Sailing is a fantastic way to reach hard-to-reach spots, work on your cardio while gliding through sparkling blue waters.

3.75 million Americans flexed their sailing skills in 2018 and you want to join in and learn how to sail.

Sound familiar? If so, you’ve come to the right place because we are going to talk about what you need to know as a beginner mariner.

Keep reading to find out all of the things you need to understand before going out on the water.
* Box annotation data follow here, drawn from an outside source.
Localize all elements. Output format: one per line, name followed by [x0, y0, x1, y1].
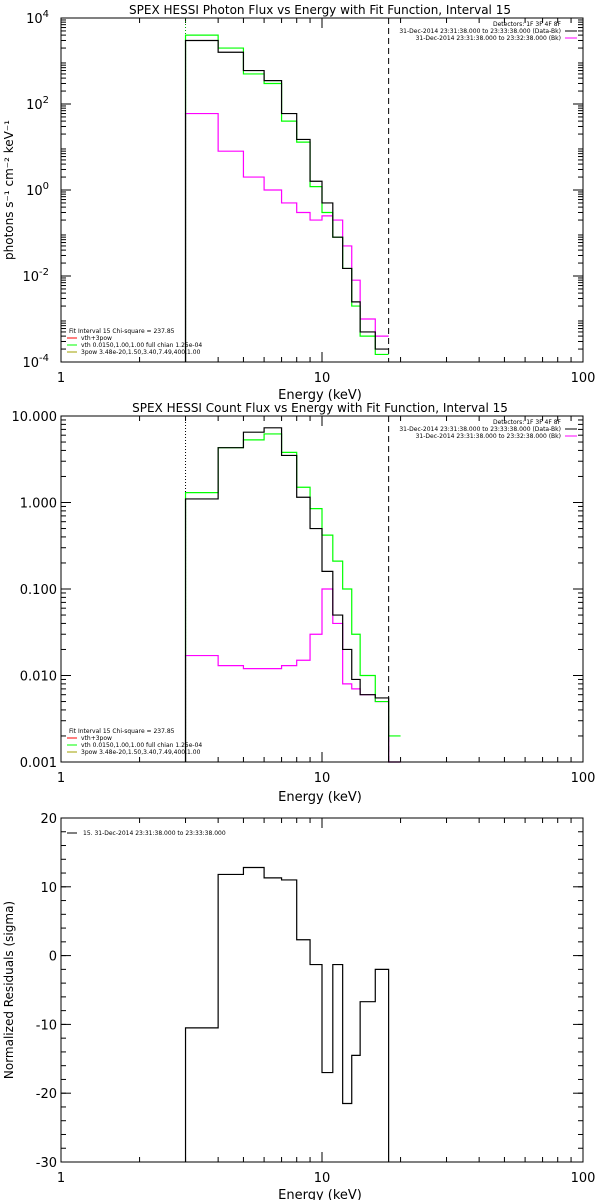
y-tick-label: -30 — [36, 1156, 57, 1171]
residuals-ylabel: Normalized Residuals (sigma) — [2, 901, 16, 1079]
x-tick-label: 100 — [571, 371, 596, 386]
legend-text: Detectors: 1F 3F 4F 8F — [493, 21, 562, 28]
legend-text: vth 0.0150,1.00,1.00 full chian 1.25e-04 — [81, 342, 202, 349]
plot-frame — [60, 17, 584, 363]
y-tick-label: 10-4 — [22, 353, 49, 371]
y-tick-label: 0.010 — [20, 670, 57, 685]
x-tick-label: 100 — [571, 1171, 596, 1186]
y-tick-label: 20 — [40, 812, 57, 827]
photon-flux-title: SPEX HESSI Photon Flux vs Energy with Fi… — [129, 3, 511, 17]
plot-frame — [60, 817, 584, 1163]
plot-frame — [60, 415, 584, 763]
legend-text: vth 0.0150,1.00,1.00 full chian 1.25e-04 — [81, 742, 202, 749]
y-tick-label: 0.100 — [20, 583, 57, 598]
x-tick-label: 1 — [57, 771, 65, 786]
legend-text: 3pow 3.48e-20,1.50,3.40,7.49,400,1.00 — [81, 749, 201, 756]
y-tick-label: 10-2 — [22, 267, 49, 285]
legend-text: Detectors: 1F 3F 4F 8F — [493, 419, 562, 426]
y-tick-label: 104 — [26, 9, 49, 27]
legend-text: 31-Dec-2014 23:31:38.000 to 23:33:38.000… — [399, 426, 561, 433]
y-tick-label: 10 — [40, 881, 57, 896]
y-tick-label: 10.000 — [12, 410, 58, 425]
legend-text: vth+3pow — [81, 335, 112, 342]
series-line — [184, 866, 390, 1162]
y-tick-label: 1.000 — [20, 497, 57, 512]
residuals-chart: Normalized Residuals (sigma) Energy (keV… — [2, 812, 595, 1200]
series-line — [184, 427, 401, 763]
count-flux-xlabel: Energy (keV) — [278, 790, 362, 805]
legend-text: 31-Dec-2014 23:31:38.000 to 23:33:38.000… — [399, 28, 561, 35]
x-tick-label: 10 — [314, 771, 331, 786]
legend-text: 31-Dec-2014 23:31:38.000 to 23:32:38.000… — [416, 35, 561, 42]
legend-text: vth+3pow — [81, 735, 112, 742]
series-line — [184, 112, 389, 362]
y-tick-label: 0.001 — [20, 756, 57, 771]
residuals-plot-area: 1 10 100 -30 -20 -10 0 10 20 15. 31-Dec-2014 23:3… — [36, 812, 596, 1186]
photon-flux-ylabel: photons s⁻¹ cm⁻² keV⁻¹ — [2, 120, 16, 260]
y-tick-label: 100 — [26, 181, 49, 199]
x-tick-label: 10 — [314, 371, 331, 386]
series-line — [184, 34, 389, 362]
y-tick-label: -20 — [36, 1087, 57, 1102]
series-line — [184, 39, 389, 362]
legend-text: 3pow 3.48e-20,1.50,3.40,7.49,400,1.00 — [81, 349, 201, 356]
y-tick-label: -10 — [36, 1018, 57, 1033]
legend-text: Fit Interval 15 Chi-square = 237.85 — [69, 328, 175, 335]
y-tick-label: 0 — [49, 950, 57, 965]
x-tick-label: 1 — [57, 371, 65, 386]
count-flux-title: SPEX HESSI Count Flux vs Energy with Fit… — [132, 401, 508, 415]
x-tick-label: 100 — [571, 771, 596, 786]
legend-text: Fit Interval 15 Chi-square = 237.85 — [69, 728, 175, 735]
legend-text: 15. 31-Dec-2014 23:31:38.000 to 23:33:38… — [83, 830, 226, 837]
photon-flux-chart: SPEX HESSI Photon Flux vs Energy with Fi… — [2, 3, 595, 403]
legend-text: 31-Dec-2014 23:31:38.000 to 23:32:38.000… — [416, 433, 561, 440]
count-flux-plot-area: 1 10 100 0.001 0.010 0.100 1.000 10.000 Detector… — [12, 410, 596, 786]
residuals-xlabel: Energy (keV) — [278, 1188, 362, 1200]
x-tick-label: 1 — [57, 1171, 65, 1186]
y-tick-label: 102 — [26, 95, 49, 113]
count-flux-chart: SPEX HESSI Count Flux vs Energy with Fit… — [12, 401, 596, 805]
photon-flux-plot-area: 1 10 100 10-4 10-2 100 102 104 Detectors: 1F 3F … — [22, 9, 595, 386]
photon-flux-xlabel: Energy (keV) — [278, 388, 362, 403]
x-tick-label: 10 — [314, 1171, 331, 1186]
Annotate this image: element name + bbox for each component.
The Different Types of Sailing Boats

Before you learn how to sail a boat, it’s important to know what you’re working with.

Sloop

This is the most common type of sailboat. It’s distinguishable by the single mast rigged with a jib, perfect for sailing upwind.

Cutters

These sailboats have one mast with two sails at the front and back. They’re easy to steer and great for a small group of people.

Keelboat

One of our top sailing tips for beginners is using a keelboat as they are smaller and more responsive. Keelboats will help you learn the dynamics of sailing as you can feel the forces of wind and water upon the boat, two crucial elements of sailing.

Everything You’ll Need to Sail

An important part of this sailing guide is to come prepared. Alongside the safety equipment and navigation gear, you’ll need:

  • A grippy pair of deck shoes
  • Heavy-duty sailing gloves
  • Polarized sunglasses
  • A windbreaker

You should also bring along a notebook so you can jot down useful information during each sailing class.

Important Sail Terms to Know

Every sailing for beginners class not only covers the basics of sailing but common jargon.

Port and Starboard

Port is anything to the left of the boat when you’re facing forward. You can use this term whenever you want to normally say “left”.

Starboard is the same principle except for the right-hand side.

Bow and Stern

The bow is the front of the boat and the stern is the back. We consider anything nearer the bow “forward”, whereas anything at the back is “astern”.

Boom

The boom is a heavy bar at the foot of the mainsail which swings across the boat whenever you tack or gybe. Be careful because if it knocks you, it can send you overboard.

Always pay attention and if anyone mentions tacking or gybing, stay in the cockpit to be safe.

Learn to Tie Off a Line

Beginners should learn how to attach a line to a cleat. Start by wrapping the line around both horns but avoid doing it several times otherwise it’ll jam.

Once you’ve mastered the basics, why not step it up a notch and go cruising?

You can even see how professionals do it on an extravagant cruise led by experts! After all, luxury awaits you on our southern Caribbean cruise and you’ll have an experience you won’t forget.

Time to Practice How to Sail

Even though it seems daunting, it’s easy to learn how to sail. Make sure you have a reputable teacher, good weather, and the right equipment so you’re comfortable when you learn.

Familiarize yourself with basic terms and boats so you know what to expect. And when you’re comfortable at sea, why not indulge in an unforgettable Caribbean cruise? Happy sailing!